• Post Reply Bookmark Topic Watch Topic
  • New Topic

help with perennial vegetables please  RSS feed

 
S Carreg
Posts: 260
Location: De Cymru (West Wales, UK)
  • Mark post as helpful
  • send pies
  • Quote
  • Report post to moderator
I did try to search but didn't find what i was looking for - I'm sure that's my fault as this must have been discussed many times.

I'd like a list of perennial garden vegetables, and to hear about folks' experiences with them.

Briefly about our place: we have about 4.5 acres up in the Welsh hills, the soil is very rocky and not fertile, we have 1.5 acres of grazing meadow, currently no grazing animals, are setting up a conventional fruit orchard and hopefully also an experimental food forest area along with firewood copses (alder and willow). And then we have the 'kitchen garden' where I hope to grow lots of veggies! 'Field vegetables' - ie potatoes definitely and then possibly other things - are in part of the meadow, so the kitchen garden is for stuff that needs more attention and is used more frequently. This is our first year on the land and I currently have three small raised beds and two large planting areas which have cabbages, caulis, assorted zuchinni and squash, peas, fava beans, climbing beans, salad stuff, jerusalem artichokes, and some others. The strawberries are there but will be moving, so currently th only perennials are the jerusalem artichokes. I'm also building another large bed/planting area which will be ready next spring.

I am thinking of planting some dwarf cherry trees, and globe artichokes. I also definitely want to plant lovage and more wild/perennial salad stuff like poached egg plant.

I have heard that runner beans can be grown as perennials in this climate, would love to hear if anyone has done this. I have previously failed with the perennial 9-star broccoli, but I could try again. I'm trying to establish a local variety of wild cabbage that, while not actually perennial, once established self-propogates well and if it takes would keep us well-supplied.

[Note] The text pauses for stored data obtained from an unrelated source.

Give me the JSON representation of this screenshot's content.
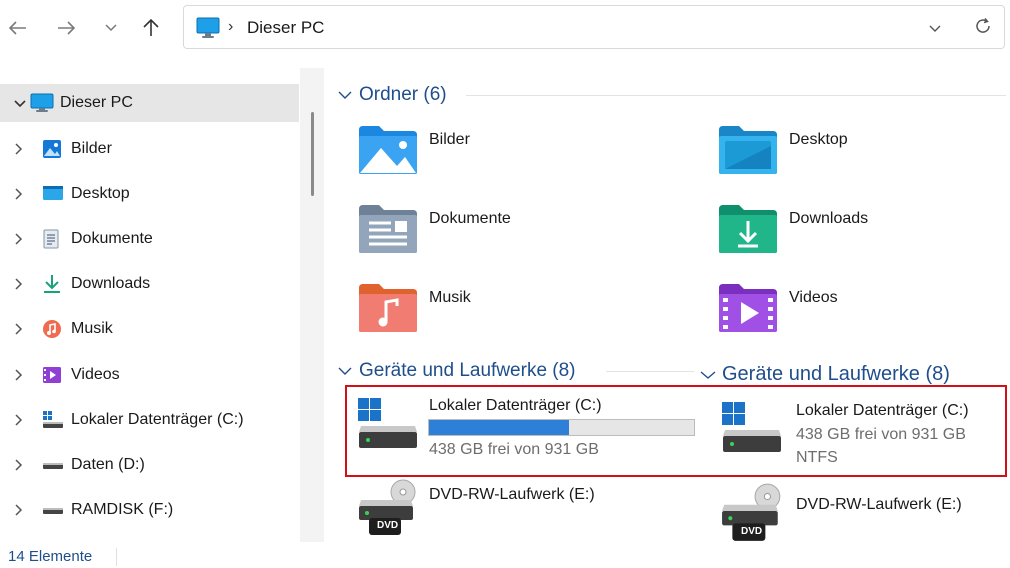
{
  "toolbar": {
    "back_icon": "arrow-left-icon",
    "forward_icon": "arrow-right-icon",
    "recent_icon": "chevron-down-icon",
    "up_icon": "arrow-up-icon"
  },
  "address": {
    "path": "Dieser PC",
    "separator": "›"
  },
  "sidebar": {
    "items": [
      {
        "label": "Dieser PC",
        "icon": "monitor-icon"
      },
      {
        "label": "Bilder",
        "icon": "pictures-icon"
      },
      {
        "label": "Desktop",
        "icon": "desktop-icon"
      },
      {
        "label": "Dokumente",
        "icon": "documents-icon"
      },
      {
        "label": "Downloads",
        "icon": "download-icon"
      },
      {
        "label": "Musik",
        "icon": "music-icon"
      },
      {
        "label": "Videos",
        "icon": "videos-icon"
      },
      {
        "label": "Lokaler Datenträger (C:)",
        "icon": "system-drive-icon"
      },
      {
        "label": "Daten (D:)",
        "icon": "drive-icon"
      },
      {
        "label": "RAMDISK (F:)",
        "icon": "drive-icon"
      }
    ]
  },
  "groups": {
    "folders_header": "Ordner (6)",
    "devices_header": "Geräte und Laufwerke (8)",
    "devices_header_overlay": "Geräte und Laufwerke (8)"
  },
  "folders": [
    {
      "label": "Bilder",
      "icon": "pictures-folder-icon"
    },
    {
      "label": "Desktop",
      "icon": "desktop-folder-icon"
    },
    {
      "label": "Dokumente",
      "icon": "documents-folder-icon"
    },
    {
      "label": "Downloads",
      "icon": "downloads-folder-icon"
    },
    {
      "label": "Musik",
      "icon": "music-folder-icon"
    },
    {
      "label": "Videos",
      "icon": "videos-folder-icon"
    }
  ],
  "drives": {
    "c_drive": {
      "label": "Lokaler Datenträger (C:)",
      "free_text": "438 GB frei von 931 GB",
      "used_fraction": 0.53
    },
    "c_drive_overlay": {
      "label": "Lokaler Datenträger (C:)",
      "free_text": "438 GB frei von 931 GB",
      "fs": "NTFS"
    },
    "dvd": {
      "label": "DVD-RW-Laufwerk (E:)",
      "badge": "DVD"
    },
    "dvd_overlay": {
      "label": "DVD-RW-Laufwerk (E:)",
      "badge": "DVD"
    }
  },
  "status": {
    "count": "14 Elemente"
  },
  "colors": {
    "accent": "#1f4e8c",
    "highlight_box": "#d10f17",
    "usage_bar": "#2d7fd8"
  }
}
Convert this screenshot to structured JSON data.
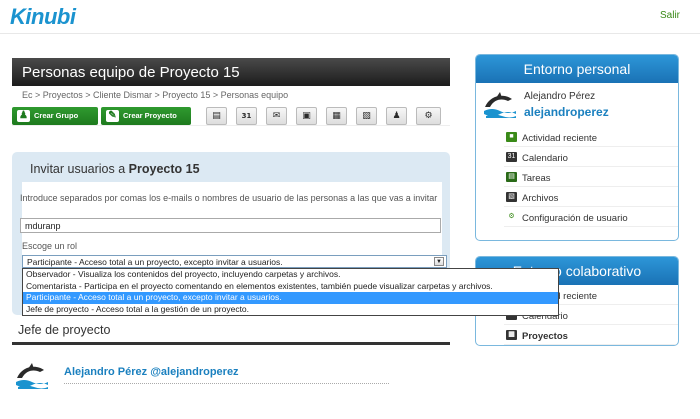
{
  "app": {
    "logo": "Kinubi",
    "logout": "Salir"
  },
  "page": {
    "title": "Personas equipo de Proyecto 15",
    "breadcrumb": "Ec > Proyectos > Cliente Dismar > Proyecto 15 > Personas equipo"
  },
  "toolbar": {
    "create_group": "Crear Grupo",
    "create_project": "Crear Proyecto",
    "icons": [
      "notes-icon",
      "calendar-icon",
      "chat-icon",
      "document-icon",
      "board-icon",
      "folder-icon",
      "people-icon",
      "settings-icon"
    ],
    "calendar_number": "31"
  },
  "invite": {
    "title_prefix": "Invitar usuarios a",
    "title_project": "Proyecto 15",
    "help": "Introduce separados por comas los e-mails o nombres de usuario de las personas a las que vas a invitar",
    "input_value": "mduranp",
    "role_label": "Escoge un rol",
    "selected_role": "Participante - Acceso total a un proyecto, excepto invitar a usuarios.",
    "options": [
      "Observador - Visualiza los contenidos del proyecto, incluyendo carpetas y archivos.",
      "Comentarista - Participa en el proyecto comentando en elementos existentes, también puede visualizar carpetas y archivos.",
      "Participante - Acceso total a un proyecto, excepto invitar a usuarios.",
      "Jefe de proyecto - Acceso total a la gestión de un proyecto."
    ]
  },
  "jefe": {
    "heading": "Jefe de proyecto",
    "name": "Alejandro Pérez @alejandroperez"
  },
  "personal": {
    "title": "Entorno personal",
    "user_name": "Alejandro Pérez",
    "username": "alejandroperez",
    "items": [
      "Actividad reciente",
      "Calendario",
      "Tareas",
      "Archivos",
      "Configuración de usuario"
    ]
  },
  "collab": {
    "title": "Entorno colaborativo",
    "items": [
      "Actividad reciente",
      "Calendario",
      "Proyectos"
    ]
  },
  "colors": {
    "accent": "#1b80bf",
    "green": "#2a8a2a",
    "selected": "#3399ff",
    "header": "#2d96d8"
  }
}
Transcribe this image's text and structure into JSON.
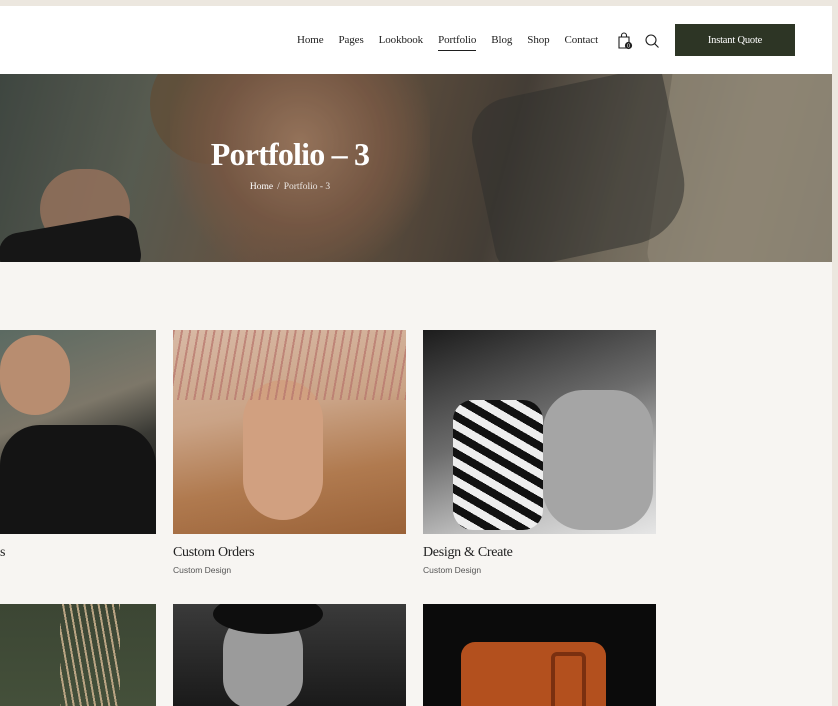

And I'd like a list/more suggestions of perennial veg to try. Fruit, as I said, is already in progress Thank you in advance for any hints!
 
Emily Brown
Posts: 61
Location: Maine
11
  • Mark post as helpful
  • send pies
  • Quote
  • Report post to moderator
Here's a list:

http://perennialvegetables.org/perennial-vegetables-for-each-climate-type/cold-temperate-east-midwest-and-mountain-west/

I chose the cold temperate climate for you but you can browse that site by climate.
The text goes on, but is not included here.